官兵们将她俩人以及三夫人所生的女儿花漾抓到了总督跟前,有毒药又怎么样?花蓉恨恨地握紧了拳头,指甲深掐进软嫩的掌心。他们人多势众,她根本无计可施。
“一个十四,一个十一,还有一个十岁。按皇上的旨意,归贱籍!”总督居高临下,面无表情地照本宣科。
他话音一落,花蓉大脑瞬间轰了一声,半天才回过神来。贱籍?那岂不是妓院?!
春喜阁。
虽说是春寒料峭,寒风习习。春喜阁里照样是灯火通明,莺声燕语。侬软的歌声琴声饶过艳俗的高台楼阁飘了好远,脂粉气十足。

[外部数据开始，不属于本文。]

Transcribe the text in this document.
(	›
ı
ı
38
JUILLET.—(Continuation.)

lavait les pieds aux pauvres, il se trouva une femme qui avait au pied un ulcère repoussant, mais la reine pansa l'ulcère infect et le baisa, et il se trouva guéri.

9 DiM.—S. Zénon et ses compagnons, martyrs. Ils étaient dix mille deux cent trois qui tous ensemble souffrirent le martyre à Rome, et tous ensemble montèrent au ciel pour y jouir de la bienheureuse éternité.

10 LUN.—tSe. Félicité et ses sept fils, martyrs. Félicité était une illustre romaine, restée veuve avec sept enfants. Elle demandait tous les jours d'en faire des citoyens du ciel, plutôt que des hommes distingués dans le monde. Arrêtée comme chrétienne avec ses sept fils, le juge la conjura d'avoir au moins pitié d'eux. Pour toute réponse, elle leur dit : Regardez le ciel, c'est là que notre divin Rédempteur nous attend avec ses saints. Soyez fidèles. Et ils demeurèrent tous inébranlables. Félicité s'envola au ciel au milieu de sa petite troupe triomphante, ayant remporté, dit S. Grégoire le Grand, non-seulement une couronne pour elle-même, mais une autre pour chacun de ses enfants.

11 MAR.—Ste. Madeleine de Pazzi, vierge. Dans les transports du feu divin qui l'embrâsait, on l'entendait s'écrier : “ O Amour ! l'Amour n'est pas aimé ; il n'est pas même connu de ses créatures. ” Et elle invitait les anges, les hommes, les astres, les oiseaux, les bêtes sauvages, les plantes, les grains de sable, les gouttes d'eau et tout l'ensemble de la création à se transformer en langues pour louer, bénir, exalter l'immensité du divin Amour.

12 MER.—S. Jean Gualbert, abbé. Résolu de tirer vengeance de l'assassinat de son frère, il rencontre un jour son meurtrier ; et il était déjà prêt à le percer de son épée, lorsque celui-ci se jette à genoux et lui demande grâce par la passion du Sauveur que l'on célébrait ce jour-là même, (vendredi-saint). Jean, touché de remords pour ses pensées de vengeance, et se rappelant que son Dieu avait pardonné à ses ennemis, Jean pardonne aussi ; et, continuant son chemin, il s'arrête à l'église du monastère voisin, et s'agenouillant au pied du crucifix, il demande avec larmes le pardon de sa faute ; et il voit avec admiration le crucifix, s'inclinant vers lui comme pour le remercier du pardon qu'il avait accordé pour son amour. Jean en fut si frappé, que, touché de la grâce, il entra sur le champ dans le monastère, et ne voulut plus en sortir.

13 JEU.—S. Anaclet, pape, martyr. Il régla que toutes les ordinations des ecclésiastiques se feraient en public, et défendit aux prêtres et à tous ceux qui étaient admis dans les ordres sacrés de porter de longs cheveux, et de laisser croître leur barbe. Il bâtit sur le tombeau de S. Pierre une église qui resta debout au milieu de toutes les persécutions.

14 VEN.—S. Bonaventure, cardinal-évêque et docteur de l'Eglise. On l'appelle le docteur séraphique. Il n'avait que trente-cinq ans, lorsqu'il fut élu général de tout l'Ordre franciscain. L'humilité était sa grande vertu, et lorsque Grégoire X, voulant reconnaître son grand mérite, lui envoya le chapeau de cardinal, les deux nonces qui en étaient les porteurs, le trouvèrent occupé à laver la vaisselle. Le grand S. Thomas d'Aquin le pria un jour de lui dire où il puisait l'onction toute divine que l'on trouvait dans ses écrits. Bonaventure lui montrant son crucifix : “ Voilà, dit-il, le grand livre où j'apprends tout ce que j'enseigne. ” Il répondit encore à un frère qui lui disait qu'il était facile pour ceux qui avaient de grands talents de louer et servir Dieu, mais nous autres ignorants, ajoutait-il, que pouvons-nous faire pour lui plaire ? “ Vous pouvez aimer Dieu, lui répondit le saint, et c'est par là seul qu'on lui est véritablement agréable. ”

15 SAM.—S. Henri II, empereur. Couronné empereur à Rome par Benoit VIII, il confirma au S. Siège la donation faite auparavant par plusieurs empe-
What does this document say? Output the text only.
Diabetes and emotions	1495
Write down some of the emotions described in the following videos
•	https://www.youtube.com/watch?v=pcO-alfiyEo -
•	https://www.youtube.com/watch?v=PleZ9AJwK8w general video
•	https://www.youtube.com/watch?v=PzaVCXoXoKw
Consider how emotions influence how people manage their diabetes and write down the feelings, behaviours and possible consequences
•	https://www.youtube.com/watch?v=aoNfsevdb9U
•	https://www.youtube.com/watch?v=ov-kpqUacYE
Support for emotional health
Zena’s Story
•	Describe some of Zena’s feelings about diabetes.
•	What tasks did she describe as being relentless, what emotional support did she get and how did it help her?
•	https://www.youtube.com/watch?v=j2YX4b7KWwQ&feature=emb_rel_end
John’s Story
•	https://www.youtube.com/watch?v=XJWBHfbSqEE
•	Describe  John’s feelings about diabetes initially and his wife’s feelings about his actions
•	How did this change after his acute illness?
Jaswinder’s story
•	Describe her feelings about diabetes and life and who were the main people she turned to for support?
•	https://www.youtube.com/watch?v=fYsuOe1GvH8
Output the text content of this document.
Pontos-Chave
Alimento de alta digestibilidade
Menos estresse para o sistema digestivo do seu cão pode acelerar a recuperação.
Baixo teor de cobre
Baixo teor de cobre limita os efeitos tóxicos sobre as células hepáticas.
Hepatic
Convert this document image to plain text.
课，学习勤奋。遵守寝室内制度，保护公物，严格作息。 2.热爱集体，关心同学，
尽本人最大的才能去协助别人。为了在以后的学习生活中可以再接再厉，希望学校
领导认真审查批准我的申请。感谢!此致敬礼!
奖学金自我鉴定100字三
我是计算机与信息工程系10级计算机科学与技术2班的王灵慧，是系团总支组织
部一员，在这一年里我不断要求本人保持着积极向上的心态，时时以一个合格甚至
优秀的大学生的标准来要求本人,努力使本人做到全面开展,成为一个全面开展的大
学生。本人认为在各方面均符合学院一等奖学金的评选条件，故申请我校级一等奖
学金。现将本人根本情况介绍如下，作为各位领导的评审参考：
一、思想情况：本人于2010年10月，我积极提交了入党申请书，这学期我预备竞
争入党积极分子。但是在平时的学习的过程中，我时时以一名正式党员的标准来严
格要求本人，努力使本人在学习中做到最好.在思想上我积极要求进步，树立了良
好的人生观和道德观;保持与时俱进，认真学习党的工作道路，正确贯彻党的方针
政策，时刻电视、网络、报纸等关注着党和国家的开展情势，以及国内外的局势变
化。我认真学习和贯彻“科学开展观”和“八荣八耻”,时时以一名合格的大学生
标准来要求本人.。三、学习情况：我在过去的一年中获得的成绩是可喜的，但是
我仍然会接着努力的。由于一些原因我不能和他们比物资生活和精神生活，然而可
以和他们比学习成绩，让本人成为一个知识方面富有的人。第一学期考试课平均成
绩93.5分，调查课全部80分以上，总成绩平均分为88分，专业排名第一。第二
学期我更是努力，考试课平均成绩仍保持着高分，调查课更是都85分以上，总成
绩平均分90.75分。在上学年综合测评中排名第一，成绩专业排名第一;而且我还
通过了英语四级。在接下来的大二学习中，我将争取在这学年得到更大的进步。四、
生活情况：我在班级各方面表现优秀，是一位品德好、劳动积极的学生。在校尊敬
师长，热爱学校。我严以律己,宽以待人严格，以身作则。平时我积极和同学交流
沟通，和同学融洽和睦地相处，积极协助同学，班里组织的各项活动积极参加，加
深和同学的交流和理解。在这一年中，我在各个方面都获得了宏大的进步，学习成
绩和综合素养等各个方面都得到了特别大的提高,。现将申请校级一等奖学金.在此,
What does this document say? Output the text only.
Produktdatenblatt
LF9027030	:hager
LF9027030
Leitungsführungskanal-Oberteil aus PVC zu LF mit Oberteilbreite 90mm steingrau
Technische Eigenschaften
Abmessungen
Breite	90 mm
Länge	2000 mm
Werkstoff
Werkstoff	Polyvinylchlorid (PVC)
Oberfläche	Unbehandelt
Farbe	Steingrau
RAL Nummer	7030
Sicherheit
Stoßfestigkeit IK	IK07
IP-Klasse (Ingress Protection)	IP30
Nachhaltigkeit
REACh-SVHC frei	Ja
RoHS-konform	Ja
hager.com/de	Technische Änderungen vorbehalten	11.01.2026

一路上花蓉三人被那些官兵们推推搡搡,好容易到了春喜,三人身上的衣服早已是脏乱不堪,花蓉右手的伤口也被冻出了血痂。五指连心,足有三厘米长的伤口使得她一路上痛得直咬牙,花芙那丫头长的柔软,下嘴倒是够狠。
一路上,花芙拼命抑制着眼里的泪水,紧咬下唇,拖着疲惫的身子赶路,压根不理睬花蓉一声。刚才的事情,让她心生芥蒂,恨死了薄情的妹妹!
而花蓉这会儿也没有功夫打理她,她脑子里早已是凌乱不堪,她娘现在怎么样了?到了春喜后她又该怎样周旋逃走?要解决的问题一个接一个地朝她压来,压的她胸口闷慌。直到了春喜阁,她还是没想出个万全的法子来。